Certainly, the Congress, which appeared resurgent a few short months ago, is now on the back foot. It faces the possible loss of power in two of the few remaining large states it rules - Kerala and Assam - when the election results there are declared later this month. In neither Tamil Nadu nor West Bengal is it leading an alliance, and in neither states is the alliance of which it is part considered to be the favourite.

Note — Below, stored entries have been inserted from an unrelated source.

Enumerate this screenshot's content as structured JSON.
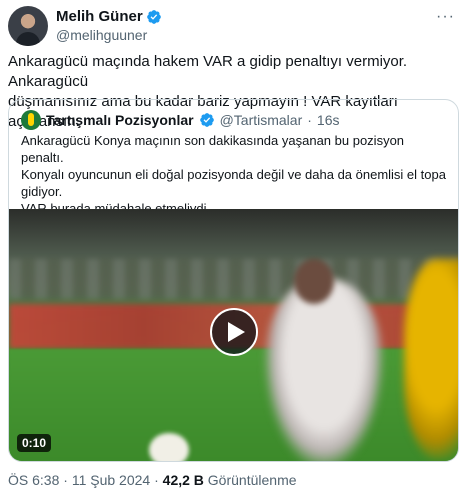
{
  "author": {
    "name": "Melih Güner",
    "handle": "@melihguuner",
    "more_label": "···"
  },
  "tweet": {
    "line1": "Ankaragücü maçında hakem VAR a gidip penaltıyı vermiyor. Ankaragücü",
    "line2": "düşmanısınız ama bu kadar bariz yapmayın !  VAR kayıtları açıklansın."
  },
  "quote": {
    "name": "Tartışmalı Pozisyonlar",
    "handle": "@Tartismalar",
    "dot": "·",
    "time": "16s",
    "line1": "Ankaragücü Konya maçının son dakikasında yaşanan bu pozisyon penaltı.",
    "line2": "Konyalı oyuncunun eli doğal pozisyonda değil ve daha da önemlisi el topa",
    "line3": "gidiyor.",
    "line4": "VAR burada müdahale etmeliydi.",
    "video_duration": "0:10"
  },
  "meta": {
    "time": "ÖS 6:38",
    "sep1": " · ",
    "date": "11 Şub 2024",
    "sep2": " · ",
    "views": "42,2 B",
    "views_label": " Görüntülenme"
  },
  "colors": {
    "verified": "#1d9bf0",
    "text": "#0f1419",
    "secondary": "#536471",
    "border": "#cfd9de"
  },
  "icons": {
    "verified": "verified-badge-icon",
    "play": "play-icon",
    "more": "more-icon"
  }
}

Meanwhile, the fresh allegations of United Progressive Alliance-era corruption - this time even more damaging, since questions are being raised not about non-Congress ministers but the party leadership itself - have forced it on the defensive. Indeed, this seems to be part of a well-thought-out strategy by the ruling Bharatiya Janata Party (BJP). After all, the leadership of the Congress is under investigation not just at the Centre - several prominent state leaders are feeling the pressure, too. Ashok Chavan, the former Maharashtra chief minister, is to be prosecuted in a case regarding the Adarsh Housing Society scandal. Former Haryana chief minister Bhupinder Singh Hooda has had a First Information Report registered against him in a matter that concerns the awarding of a plot of land to the Associated Journals Limited, a Congress-linked trust. And the Enforcement Directorate is going after Himachal Pradesh Chief Minister Virbhadra Singh in a disproportionate assets case. Some other Congress satraps are also facing similar heat. Certainly, many of these leaders have laid themselves open to such attacks through their past behaviour. But it is also clear that the BJP has seized the political initiative by once again making corruption the topic of discussion - an issue on which the Congress has little to defend itself with.

For the BJP, this is in fact also a high-risk strategy. It could be argued that the BJP needs to keep the Congress from becoming a coherent national challenger once again, and keeping it focused on corruption investigations defangs its threat. But a "Congress-mukt Bharat" - the Congress-free India that the prime minister and the BJP president keep promising - might end up being as dangerous for the BJP as anything else. The collapse of the Congress in Delhi is what helped the Aam Aadmi Party sweep the Assembly elections there. The BJP will have to walk a fine line to ensure this dynamic is not repeated elsewhere. Meanwhile the Congress needs to respond to such allegations with more force and finesse than just by inarticulately blockading Parliament.